Hz. Ebû Bekir (r.a.): Sıddîklığın Sırrı, Fedakârlığın Zirvesi
Mi‘rac haberi Mekke sokaklarına yayılınca Kureyş’in ileri gelenleri Ebû Bekir’in kapısını çaldı. “Arkadaşın göğe çıktığını söylüyor” diye alaycı bir haber getirdiler. Onların beklediği, Ebû Bekir’in tereddüdüydü. O ise nefes almadan şu cevabı verdi: “O söylüyorsa doğrudur.” Böylece “Sıddîk” lakabı gönüllere kazındı; çünkü o, hakikati görmek için göze ihtiyaç duymayacak kadar kalbiyle görüyordu. [4]
Yıllar sonra Tebük hazırlıkları yapılırken infak vakti geldi.

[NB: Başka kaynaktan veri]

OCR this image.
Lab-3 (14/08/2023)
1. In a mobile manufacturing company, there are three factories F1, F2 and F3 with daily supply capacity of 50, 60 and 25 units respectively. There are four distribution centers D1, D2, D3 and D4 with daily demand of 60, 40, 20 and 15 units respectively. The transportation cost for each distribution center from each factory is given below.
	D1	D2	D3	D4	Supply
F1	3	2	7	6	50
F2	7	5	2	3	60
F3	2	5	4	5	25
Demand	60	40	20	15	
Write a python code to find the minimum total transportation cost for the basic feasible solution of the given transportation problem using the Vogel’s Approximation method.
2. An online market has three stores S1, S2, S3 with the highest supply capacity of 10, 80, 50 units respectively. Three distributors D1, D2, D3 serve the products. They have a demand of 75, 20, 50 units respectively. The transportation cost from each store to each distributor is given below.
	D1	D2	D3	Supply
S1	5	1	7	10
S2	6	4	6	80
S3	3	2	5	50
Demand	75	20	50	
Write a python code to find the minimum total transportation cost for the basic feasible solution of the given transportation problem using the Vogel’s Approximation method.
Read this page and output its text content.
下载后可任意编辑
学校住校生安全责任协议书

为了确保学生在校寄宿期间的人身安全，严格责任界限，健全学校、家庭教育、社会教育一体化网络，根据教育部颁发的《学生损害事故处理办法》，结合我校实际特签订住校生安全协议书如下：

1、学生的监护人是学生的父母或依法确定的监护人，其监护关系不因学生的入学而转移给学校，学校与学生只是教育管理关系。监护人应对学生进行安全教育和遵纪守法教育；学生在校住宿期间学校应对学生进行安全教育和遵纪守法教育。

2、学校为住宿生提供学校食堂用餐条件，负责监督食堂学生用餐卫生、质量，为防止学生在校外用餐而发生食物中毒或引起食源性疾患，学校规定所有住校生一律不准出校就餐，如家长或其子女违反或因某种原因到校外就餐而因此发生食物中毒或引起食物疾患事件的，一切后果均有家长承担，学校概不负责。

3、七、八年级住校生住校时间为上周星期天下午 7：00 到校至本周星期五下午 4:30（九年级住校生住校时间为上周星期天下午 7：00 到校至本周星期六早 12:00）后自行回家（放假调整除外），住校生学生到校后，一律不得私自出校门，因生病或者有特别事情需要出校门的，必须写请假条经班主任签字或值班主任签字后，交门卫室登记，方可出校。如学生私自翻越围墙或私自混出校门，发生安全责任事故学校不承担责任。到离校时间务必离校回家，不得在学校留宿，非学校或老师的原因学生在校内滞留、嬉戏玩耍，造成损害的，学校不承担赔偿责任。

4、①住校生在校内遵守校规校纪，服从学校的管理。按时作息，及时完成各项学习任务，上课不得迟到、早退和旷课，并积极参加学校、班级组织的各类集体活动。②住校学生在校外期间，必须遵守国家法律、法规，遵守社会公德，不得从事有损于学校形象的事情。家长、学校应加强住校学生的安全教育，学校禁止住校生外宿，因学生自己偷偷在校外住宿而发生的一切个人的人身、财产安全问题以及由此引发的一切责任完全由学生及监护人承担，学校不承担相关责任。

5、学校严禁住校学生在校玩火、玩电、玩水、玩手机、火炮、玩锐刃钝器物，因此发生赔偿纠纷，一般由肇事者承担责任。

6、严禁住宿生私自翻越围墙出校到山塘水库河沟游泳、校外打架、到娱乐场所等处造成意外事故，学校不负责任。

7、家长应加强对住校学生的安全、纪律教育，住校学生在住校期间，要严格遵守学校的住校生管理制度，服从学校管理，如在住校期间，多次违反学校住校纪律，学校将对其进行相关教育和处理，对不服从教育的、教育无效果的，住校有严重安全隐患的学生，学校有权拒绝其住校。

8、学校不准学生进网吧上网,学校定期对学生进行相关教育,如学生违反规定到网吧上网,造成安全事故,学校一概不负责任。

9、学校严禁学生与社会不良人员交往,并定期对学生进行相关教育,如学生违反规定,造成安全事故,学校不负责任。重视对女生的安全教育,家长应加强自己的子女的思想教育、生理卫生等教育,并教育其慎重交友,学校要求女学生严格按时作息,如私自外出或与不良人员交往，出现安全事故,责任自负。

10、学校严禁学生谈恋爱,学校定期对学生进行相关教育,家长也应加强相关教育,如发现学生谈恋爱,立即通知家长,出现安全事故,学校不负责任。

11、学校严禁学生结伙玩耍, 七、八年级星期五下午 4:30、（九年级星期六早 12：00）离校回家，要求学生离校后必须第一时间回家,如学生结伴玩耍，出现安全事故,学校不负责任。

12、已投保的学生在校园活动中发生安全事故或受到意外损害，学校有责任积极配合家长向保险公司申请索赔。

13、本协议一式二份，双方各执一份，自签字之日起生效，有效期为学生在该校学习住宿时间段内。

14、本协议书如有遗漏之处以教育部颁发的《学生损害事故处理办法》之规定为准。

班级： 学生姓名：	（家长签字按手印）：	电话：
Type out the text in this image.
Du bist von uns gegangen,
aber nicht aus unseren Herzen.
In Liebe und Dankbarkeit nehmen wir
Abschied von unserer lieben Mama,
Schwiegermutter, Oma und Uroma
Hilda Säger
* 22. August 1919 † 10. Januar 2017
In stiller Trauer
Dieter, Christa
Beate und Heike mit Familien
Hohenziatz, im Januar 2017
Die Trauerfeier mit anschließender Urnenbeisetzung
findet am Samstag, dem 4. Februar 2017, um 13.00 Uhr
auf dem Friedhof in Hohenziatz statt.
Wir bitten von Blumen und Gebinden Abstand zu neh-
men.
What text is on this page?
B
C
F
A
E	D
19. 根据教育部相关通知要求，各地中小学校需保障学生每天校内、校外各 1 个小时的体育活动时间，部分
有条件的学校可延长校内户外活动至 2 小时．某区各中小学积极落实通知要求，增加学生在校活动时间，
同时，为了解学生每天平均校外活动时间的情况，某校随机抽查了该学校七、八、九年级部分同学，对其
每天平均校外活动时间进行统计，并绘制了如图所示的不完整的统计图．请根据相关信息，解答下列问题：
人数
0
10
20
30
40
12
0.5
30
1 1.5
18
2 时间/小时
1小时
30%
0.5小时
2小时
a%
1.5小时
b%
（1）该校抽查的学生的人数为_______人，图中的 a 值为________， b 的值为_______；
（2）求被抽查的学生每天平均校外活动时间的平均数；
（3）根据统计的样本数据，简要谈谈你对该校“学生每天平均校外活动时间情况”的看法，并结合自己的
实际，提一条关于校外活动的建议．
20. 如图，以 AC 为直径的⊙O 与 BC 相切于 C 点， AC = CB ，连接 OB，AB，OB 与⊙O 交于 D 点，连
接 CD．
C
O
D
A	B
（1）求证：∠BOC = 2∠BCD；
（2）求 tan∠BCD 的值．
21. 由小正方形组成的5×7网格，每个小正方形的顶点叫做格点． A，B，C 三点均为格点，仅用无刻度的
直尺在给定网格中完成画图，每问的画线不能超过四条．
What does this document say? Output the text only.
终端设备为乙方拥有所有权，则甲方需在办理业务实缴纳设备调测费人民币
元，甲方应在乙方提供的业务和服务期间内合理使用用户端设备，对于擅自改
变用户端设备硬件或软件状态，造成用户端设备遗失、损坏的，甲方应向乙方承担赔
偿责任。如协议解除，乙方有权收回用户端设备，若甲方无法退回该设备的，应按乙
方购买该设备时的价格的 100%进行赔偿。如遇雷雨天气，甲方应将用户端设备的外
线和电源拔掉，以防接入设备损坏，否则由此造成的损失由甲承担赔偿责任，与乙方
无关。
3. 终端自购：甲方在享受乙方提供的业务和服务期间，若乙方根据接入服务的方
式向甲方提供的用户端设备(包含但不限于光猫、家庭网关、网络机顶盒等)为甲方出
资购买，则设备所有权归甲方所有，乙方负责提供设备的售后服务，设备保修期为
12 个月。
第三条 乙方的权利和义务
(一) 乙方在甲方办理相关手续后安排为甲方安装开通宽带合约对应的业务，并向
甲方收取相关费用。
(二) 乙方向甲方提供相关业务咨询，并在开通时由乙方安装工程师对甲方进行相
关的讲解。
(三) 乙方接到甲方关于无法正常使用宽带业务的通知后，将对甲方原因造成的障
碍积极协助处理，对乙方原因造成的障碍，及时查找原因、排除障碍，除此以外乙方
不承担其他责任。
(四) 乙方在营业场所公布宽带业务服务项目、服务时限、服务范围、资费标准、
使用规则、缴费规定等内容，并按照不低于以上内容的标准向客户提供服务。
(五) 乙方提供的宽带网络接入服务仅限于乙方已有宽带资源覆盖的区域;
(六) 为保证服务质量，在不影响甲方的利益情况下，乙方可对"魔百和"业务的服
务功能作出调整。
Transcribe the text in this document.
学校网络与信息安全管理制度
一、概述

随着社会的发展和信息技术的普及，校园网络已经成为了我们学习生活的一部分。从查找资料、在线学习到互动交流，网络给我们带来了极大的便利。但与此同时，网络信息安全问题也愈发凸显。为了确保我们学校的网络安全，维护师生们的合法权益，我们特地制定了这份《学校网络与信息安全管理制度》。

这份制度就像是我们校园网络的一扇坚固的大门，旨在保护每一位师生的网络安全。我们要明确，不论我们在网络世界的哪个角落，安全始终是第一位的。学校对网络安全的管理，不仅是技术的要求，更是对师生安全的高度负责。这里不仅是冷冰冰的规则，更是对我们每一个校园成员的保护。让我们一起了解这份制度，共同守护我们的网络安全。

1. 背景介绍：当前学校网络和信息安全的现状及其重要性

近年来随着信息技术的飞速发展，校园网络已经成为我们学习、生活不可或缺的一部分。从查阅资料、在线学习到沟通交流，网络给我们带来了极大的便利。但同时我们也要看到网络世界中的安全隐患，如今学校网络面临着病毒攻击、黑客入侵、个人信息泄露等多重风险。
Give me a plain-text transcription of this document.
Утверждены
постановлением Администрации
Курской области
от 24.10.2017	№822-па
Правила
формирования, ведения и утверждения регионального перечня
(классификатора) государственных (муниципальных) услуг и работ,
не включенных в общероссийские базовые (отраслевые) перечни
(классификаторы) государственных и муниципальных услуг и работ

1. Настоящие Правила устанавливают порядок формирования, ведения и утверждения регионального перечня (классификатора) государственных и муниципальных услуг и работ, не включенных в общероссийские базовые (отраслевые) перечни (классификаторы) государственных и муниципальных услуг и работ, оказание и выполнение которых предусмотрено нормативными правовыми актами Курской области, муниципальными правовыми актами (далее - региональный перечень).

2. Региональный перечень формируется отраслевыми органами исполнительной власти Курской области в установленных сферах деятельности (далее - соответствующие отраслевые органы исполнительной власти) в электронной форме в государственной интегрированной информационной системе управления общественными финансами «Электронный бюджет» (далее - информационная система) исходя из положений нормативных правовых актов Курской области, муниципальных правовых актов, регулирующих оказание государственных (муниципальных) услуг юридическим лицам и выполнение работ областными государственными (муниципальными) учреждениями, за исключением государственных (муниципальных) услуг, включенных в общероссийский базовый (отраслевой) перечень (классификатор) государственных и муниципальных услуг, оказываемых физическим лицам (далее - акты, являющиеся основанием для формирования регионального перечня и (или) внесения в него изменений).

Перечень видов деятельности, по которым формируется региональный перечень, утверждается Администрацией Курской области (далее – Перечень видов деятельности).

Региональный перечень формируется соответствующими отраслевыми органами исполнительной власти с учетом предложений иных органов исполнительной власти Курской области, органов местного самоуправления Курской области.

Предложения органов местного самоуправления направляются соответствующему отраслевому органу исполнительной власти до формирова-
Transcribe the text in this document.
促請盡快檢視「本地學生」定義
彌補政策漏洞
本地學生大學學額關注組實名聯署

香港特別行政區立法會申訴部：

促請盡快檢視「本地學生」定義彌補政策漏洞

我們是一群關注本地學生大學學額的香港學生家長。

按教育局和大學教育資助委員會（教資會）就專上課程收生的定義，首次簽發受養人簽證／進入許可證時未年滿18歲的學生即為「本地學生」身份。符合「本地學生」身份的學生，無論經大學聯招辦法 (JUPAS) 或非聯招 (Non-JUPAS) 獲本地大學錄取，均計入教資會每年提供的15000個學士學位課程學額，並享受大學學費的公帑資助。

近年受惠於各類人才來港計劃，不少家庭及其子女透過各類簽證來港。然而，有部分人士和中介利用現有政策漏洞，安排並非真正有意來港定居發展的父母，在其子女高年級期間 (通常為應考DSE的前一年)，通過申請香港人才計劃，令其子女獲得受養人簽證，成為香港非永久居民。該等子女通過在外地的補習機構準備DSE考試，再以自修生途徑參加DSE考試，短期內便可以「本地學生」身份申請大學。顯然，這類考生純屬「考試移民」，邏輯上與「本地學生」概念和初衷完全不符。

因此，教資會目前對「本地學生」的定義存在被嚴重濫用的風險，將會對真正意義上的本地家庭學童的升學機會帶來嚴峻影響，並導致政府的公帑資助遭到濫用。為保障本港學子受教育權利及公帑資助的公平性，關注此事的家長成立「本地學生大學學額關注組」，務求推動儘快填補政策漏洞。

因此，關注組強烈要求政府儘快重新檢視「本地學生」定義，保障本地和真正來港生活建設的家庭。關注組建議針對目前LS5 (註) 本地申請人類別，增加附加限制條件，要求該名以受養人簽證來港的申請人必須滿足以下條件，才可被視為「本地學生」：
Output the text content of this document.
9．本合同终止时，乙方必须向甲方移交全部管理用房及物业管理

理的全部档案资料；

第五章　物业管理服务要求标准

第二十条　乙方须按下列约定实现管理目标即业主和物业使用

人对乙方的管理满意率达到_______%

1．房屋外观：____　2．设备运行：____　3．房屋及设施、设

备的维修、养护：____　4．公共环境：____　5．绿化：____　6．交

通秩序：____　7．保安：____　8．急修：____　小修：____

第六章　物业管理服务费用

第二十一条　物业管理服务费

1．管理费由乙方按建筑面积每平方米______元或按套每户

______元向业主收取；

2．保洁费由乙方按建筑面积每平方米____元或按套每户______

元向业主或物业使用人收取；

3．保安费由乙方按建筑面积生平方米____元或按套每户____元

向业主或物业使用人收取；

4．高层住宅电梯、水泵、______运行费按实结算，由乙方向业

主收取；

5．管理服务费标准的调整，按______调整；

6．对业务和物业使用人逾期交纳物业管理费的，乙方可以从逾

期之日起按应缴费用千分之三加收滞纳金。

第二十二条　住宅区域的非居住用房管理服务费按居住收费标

Herkes gücü kadar getirdi. Hz. Ömer (r.a.) malının yarısını sundu; “Ailene ne bıraktın?” sorusuna “Yarısını” dedi. Hz. Ebû Bekir geldiğinde ise malının tamamını getirmişti. “Peki ailene ne bıraktın?” sorusunda yüzüne yerleşen sükûnetle, “Allah’ı ve Resûlü’nü” dedi. [4] Rivayetlerde, bu sahnenin ardından Cebrâil’in (a.s.) Resûlullah’a (s.a.v.) Ebû Bekir’e Allah’ın selâmını ilettiği nakledilir; Resûlullah’ın müjdesine karşılık onun gözleri dolarak “Allah’ın selâmı da O’na olsun” deyişi, fedakârlığın nasıl bir yakınlık doğurduğunu anlatmaya yeter. [5]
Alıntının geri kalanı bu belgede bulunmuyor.